Près d’une fosse, évidemment récente, la jeune fille s’était jetée à genoux et sanglotait. Léonard ouvrit la porte et s’approcha doucement. Au milieu de ses sanglots, il entendit ces phrases entrecoupées, ces exclamations passionnées et impuissantes que l’homme profère dans sa douleur :

« Mon père ! oh ! mon père ! ne m’entendez-vous plus ? Je suis seule, si seule ! mon Dieu ! mon Dieu ! Mon père, prenez-moi avec vous, prenez-moi ! »

Et elle se cachait la figure dans les hautes herbes.

« Pauvre enfant ! fit Léonard ; ce n’est pas là qu’il est, c’est au ciel ! »

La jeune fille ne prit pas garde à lui. Il lui passa doucement le bras autour de la taille ; elle fit un mouvement d’impatience, mais elle ne se retourna pas. Elle se tenait cramponnée à la terre.

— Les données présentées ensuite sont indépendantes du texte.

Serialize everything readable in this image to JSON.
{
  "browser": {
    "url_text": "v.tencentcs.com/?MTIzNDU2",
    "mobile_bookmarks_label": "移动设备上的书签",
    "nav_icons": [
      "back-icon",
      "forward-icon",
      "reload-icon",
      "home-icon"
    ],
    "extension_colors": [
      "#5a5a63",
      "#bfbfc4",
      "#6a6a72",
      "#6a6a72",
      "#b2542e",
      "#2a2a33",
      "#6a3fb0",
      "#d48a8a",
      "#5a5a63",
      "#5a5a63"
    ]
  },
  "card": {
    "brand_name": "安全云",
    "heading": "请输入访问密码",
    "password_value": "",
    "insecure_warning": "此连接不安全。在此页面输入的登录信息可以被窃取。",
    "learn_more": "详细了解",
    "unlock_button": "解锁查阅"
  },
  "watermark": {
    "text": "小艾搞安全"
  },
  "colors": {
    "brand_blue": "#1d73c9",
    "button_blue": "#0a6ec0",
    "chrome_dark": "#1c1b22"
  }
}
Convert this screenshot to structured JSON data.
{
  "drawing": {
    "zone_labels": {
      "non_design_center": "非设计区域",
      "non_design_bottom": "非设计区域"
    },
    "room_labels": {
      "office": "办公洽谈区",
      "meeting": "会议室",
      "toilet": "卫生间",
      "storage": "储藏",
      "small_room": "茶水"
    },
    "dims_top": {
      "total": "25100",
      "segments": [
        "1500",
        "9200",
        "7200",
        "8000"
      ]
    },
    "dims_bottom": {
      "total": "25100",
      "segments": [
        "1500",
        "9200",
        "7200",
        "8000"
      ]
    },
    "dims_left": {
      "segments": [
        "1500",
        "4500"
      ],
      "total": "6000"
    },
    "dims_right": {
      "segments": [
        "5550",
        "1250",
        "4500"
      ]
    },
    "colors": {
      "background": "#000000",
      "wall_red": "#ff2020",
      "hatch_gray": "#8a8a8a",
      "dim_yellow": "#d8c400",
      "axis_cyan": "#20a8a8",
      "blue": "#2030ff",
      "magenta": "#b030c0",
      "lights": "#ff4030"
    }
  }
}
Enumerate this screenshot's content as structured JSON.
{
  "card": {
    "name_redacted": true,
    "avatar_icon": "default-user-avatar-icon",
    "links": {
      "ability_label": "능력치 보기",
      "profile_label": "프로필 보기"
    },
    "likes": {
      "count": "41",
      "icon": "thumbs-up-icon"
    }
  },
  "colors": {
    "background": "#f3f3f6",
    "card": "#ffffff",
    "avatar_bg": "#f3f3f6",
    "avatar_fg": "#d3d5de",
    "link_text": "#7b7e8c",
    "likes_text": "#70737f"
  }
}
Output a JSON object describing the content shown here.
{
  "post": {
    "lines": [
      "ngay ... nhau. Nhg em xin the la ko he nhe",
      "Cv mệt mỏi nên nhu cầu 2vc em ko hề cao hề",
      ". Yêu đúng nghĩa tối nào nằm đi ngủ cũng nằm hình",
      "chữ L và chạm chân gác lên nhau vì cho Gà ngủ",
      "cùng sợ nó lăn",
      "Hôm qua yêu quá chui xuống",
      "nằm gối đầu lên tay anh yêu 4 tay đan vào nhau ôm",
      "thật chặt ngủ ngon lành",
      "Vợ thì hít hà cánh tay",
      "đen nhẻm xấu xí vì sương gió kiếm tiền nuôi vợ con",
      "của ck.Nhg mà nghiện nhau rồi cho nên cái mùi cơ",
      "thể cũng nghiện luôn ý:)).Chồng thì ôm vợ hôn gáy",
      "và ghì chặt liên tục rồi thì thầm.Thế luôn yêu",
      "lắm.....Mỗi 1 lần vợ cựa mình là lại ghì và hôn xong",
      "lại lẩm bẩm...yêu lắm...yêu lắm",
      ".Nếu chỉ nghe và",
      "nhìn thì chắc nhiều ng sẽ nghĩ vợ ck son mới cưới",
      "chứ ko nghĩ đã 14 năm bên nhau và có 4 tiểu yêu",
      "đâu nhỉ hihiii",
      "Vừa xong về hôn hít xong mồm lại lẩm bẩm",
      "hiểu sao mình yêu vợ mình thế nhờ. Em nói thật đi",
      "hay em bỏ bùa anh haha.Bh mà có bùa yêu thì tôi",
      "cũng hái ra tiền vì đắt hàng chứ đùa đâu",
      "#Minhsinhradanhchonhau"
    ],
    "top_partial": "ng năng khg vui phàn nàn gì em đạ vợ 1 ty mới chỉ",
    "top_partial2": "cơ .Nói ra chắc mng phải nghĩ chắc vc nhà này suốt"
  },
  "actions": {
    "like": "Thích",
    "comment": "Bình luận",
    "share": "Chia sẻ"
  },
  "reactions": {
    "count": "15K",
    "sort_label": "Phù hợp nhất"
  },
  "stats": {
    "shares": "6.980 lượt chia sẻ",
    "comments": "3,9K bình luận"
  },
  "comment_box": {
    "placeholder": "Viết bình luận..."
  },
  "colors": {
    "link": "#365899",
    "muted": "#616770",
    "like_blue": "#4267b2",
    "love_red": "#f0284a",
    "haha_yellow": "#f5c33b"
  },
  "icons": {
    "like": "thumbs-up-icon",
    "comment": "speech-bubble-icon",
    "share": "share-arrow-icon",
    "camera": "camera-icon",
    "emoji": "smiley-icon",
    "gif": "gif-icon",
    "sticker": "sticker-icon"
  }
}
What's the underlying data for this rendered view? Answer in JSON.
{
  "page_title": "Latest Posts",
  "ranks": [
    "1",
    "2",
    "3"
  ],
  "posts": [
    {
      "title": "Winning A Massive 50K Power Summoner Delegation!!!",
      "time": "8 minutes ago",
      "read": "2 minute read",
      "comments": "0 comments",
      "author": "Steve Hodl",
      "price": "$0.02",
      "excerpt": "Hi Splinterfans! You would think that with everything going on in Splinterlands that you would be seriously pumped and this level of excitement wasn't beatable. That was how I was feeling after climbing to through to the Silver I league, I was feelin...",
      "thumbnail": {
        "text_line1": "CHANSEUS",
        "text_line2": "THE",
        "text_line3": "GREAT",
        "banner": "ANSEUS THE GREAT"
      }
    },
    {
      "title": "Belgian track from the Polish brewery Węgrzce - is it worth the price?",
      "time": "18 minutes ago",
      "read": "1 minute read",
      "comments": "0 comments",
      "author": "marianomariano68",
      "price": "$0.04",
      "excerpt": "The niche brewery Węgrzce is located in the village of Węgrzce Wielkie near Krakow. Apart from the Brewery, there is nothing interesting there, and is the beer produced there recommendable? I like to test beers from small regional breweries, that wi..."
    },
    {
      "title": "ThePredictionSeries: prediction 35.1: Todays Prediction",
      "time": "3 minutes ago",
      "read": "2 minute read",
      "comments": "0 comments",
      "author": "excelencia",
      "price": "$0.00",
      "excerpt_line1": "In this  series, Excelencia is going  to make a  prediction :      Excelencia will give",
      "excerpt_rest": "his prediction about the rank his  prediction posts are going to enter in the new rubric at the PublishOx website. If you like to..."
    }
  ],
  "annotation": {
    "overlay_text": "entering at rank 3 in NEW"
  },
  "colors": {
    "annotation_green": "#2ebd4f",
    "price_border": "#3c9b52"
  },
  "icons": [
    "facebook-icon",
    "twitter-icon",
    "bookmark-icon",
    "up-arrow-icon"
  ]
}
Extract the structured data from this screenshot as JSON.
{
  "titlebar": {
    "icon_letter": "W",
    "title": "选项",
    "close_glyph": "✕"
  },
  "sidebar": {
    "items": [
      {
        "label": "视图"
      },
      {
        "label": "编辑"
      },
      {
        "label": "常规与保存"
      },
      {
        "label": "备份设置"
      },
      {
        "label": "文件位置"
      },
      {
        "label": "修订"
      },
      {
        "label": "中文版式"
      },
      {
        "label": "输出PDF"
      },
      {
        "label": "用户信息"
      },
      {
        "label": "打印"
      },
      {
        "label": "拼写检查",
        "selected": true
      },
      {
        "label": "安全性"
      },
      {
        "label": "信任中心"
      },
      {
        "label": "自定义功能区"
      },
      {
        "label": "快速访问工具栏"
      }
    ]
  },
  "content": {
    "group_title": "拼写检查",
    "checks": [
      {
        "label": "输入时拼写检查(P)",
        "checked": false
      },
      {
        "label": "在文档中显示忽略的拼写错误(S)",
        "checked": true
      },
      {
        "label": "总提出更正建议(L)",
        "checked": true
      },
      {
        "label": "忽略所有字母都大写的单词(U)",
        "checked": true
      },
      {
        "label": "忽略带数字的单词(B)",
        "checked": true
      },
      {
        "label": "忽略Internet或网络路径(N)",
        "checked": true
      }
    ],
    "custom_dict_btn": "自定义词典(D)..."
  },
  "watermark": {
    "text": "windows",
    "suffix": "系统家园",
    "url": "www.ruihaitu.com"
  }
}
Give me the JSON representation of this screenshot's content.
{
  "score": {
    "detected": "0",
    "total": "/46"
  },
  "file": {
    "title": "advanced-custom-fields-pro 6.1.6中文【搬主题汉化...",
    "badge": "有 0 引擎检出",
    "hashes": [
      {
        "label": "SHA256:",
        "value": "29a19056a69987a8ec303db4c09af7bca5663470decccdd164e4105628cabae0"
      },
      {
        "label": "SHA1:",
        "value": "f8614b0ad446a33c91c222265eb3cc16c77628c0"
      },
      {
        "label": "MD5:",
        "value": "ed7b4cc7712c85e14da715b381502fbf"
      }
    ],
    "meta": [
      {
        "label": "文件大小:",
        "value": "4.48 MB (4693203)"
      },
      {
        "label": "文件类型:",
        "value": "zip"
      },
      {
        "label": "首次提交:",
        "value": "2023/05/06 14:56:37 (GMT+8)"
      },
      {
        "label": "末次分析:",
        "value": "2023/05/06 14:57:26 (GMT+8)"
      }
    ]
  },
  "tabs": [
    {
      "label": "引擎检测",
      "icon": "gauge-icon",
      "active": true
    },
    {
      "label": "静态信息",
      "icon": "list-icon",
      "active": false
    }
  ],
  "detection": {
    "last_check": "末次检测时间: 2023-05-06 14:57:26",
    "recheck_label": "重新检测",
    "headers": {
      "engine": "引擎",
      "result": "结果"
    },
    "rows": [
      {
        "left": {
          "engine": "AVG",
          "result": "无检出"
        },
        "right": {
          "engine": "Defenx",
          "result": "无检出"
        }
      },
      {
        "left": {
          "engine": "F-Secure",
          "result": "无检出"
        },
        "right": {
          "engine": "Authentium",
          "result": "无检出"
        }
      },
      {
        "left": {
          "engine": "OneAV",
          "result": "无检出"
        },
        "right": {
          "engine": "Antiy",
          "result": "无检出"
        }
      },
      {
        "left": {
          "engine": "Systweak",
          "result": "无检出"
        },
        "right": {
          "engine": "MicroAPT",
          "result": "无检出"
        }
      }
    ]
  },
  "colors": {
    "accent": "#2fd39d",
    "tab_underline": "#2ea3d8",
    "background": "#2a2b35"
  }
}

Après les journées chaudes la rosée tombe plus abondante. En ce moment, le soleil se couchait et l’herbe s’imprégnait d’humidité. Un épais brouillard s’éleva. Le jeune homme s’assit à côté de la petite fille et essaya de l’attirer vers lui. Elle se retourna avec indignation et le repoussa. Il profanait un tombeau. Léonard la comprit avec son cœur de poète, et se leva. Il y eut un moment de silence. Léonard fut le premier à le rompre :

« Rentrez avec moi, mon enfant, et nous parlerons de lui en chemin.

— De lui ! Qui êtes-vous ? Vous ne l’avez pas connu, dit la jeune fille. Éloignez-vous. Pourquoi venir me troubler ? Je ne fais de mal à personne. Allez, allez-vous-en !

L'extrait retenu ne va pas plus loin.